Eastern Bankshares CFO Adds RSUs, Ends with 22,714 Beneficial Shares
Rhea-AI Filing Summary
Eastern Bankshares insider activity by CFO R. David Rosato: The reporting person received 11,356 restricted stock units that converted into common shares and acquired an additional 11,356 shares via RSU conversion, while disposing of 3,334 shares at $17.02, leaving 8,022 shares directly held. There is an indirect holding of 20,000 shares held by spouse in trust, for a combined post-transaction beneficial ownership of 22,714 shares. Grants described include an earlier award of 34,070 RSUs vesting in three annual installments and a later grant of 12,408 RSUs vesting in three annual installments.
Positive
- Acquisition of 11,356 RSUs that convert one-for-one to common stock, increasing executive equity alignment with shareholders
- Long-term vesting schedule (grants vesting in three equal annual installments) supports retention and alignment
- Transparent reporting of direct holdings and indirect holdings held by spouse in trust
Negative
- Disposition of 3,334 shares at $17.02 reduced the reporting person's direct holdings to 8,022 shares
Insights
TL;DR: Insider received meaningful equity compensation and executed a modest sale, modestly altering direct ownership while preserving sizable indirect holdings.
The transaction shows the CFO acquiring equity through restricted stock unit awards that convert one-for-one into common shares, which aligns management incentives with shareholders by increasing long-term equity exposure. The sale of 3,334 shares at $17.02 reduced immediate direct holdings but represents a small portion of total beneficial ownership when indirect trust holdings are included. Overall, the activity is compensation-driven rather than a large-scale divestiture and is likely neutral-to-slightly positive from an alignment perspective.
TL;DR: Equity grants structured with multi-year vesting indicate retention focus; the disclosed sale is routine and not indicative of governance concerns.

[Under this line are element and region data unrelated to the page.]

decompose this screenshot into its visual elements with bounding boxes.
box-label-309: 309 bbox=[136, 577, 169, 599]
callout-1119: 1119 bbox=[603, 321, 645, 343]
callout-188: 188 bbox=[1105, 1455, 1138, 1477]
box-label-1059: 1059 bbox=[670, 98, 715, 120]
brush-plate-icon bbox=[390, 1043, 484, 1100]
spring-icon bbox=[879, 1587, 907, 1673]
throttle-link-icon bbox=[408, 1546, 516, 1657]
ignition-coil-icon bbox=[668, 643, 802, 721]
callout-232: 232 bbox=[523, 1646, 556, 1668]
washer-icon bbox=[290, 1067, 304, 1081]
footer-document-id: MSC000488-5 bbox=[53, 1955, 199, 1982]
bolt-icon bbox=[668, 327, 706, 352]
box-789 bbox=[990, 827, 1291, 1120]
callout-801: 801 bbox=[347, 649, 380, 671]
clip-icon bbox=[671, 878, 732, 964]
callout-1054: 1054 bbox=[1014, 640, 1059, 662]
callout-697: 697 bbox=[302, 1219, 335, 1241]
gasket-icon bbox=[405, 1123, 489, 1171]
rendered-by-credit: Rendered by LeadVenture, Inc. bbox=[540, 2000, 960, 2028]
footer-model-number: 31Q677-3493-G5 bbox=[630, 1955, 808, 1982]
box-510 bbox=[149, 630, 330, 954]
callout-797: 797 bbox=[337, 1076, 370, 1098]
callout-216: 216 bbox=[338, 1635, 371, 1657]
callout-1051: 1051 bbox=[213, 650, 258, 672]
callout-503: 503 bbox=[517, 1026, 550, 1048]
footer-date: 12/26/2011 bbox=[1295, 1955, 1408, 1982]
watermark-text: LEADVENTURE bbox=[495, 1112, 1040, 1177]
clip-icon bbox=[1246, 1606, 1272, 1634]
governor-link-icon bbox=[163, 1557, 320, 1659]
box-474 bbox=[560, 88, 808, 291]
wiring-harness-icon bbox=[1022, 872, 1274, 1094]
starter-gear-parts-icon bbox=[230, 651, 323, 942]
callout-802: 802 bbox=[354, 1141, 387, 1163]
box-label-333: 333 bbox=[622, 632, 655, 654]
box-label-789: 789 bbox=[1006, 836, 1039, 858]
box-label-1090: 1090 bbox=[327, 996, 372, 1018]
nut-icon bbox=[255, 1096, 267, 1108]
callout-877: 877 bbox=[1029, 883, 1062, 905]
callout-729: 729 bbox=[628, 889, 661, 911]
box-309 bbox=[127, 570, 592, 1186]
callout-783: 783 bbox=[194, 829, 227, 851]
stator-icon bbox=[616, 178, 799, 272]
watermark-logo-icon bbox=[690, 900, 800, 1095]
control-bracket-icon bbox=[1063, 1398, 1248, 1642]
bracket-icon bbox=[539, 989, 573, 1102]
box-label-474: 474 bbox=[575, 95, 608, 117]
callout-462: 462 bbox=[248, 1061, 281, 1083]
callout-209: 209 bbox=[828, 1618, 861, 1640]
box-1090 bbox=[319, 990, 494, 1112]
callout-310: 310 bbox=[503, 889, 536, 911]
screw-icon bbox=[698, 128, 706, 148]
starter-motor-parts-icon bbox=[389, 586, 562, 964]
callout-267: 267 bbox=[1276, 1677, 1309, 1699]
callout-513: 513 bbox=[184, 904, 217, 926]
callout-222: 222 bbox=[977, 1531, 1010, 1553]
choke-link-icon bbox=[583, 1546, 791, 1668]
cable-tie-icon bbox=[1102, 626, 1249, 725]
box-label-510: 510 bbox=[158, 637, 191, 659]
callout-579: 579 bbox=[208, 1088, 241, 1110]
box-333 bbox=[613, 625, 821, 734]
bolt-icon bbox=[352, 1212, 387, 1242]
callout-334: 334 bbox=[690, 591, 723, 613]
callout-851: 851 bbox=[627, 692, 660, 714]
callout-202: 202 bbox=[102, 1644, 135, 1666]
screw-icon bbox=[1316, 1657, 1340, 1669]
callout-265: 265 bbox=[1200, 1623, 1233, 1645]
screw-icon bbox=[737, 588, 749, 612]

The awards described—one grant vesting in three equal annual installments and a subsequent grant also vesting over three years—are typical for executive retention and incentive alignment. The reporting shows clear disclosure of direct and indirect holdings, including spouse-held trust shares, which supports transparency. No unusual option terms or accelerations are disclosed. From a governance standpoint, the filing reflects standard executive compensation and reporting practices.
Insider Trade Summary
| Type | Security | Shares | Price | Value |
|---|---|---|---|---|
| Exercise | Restricted Stock Units | 11,356 | $0.00 | -- |
| Exercise | Common Stock | 11,356 | $0.00 | -- |
| Tax Withholding | Common Stock | 3,334 | $17.02 | $57K |
| holding | Restricted Stock Units | -- | -- | -- |
| holding | Common Stock | -- | -- | -- |
Footnotes (1)
- Restricted stock units convert into common stock on a one-for-one basis. Each restricted stock unit represents a contingent right to receive one share of EBC common stock on the applicable vesting date. On September 3, 2024, the reporting person was granted 34,070 restricted stock units that vest in three equal annual installments beginning September 3, 2025, subject to continued service. Vested shares will be issued to the reporting person as soon as practicable after the vesting date. On March 3, 2025, the reporting person was granted 12,408 restricted stock units that vest in three equal annual installments beginning March 1, 2026, subject to continued service. Vested shares will be issued to the reporting person as soon as practicable after the vesting date.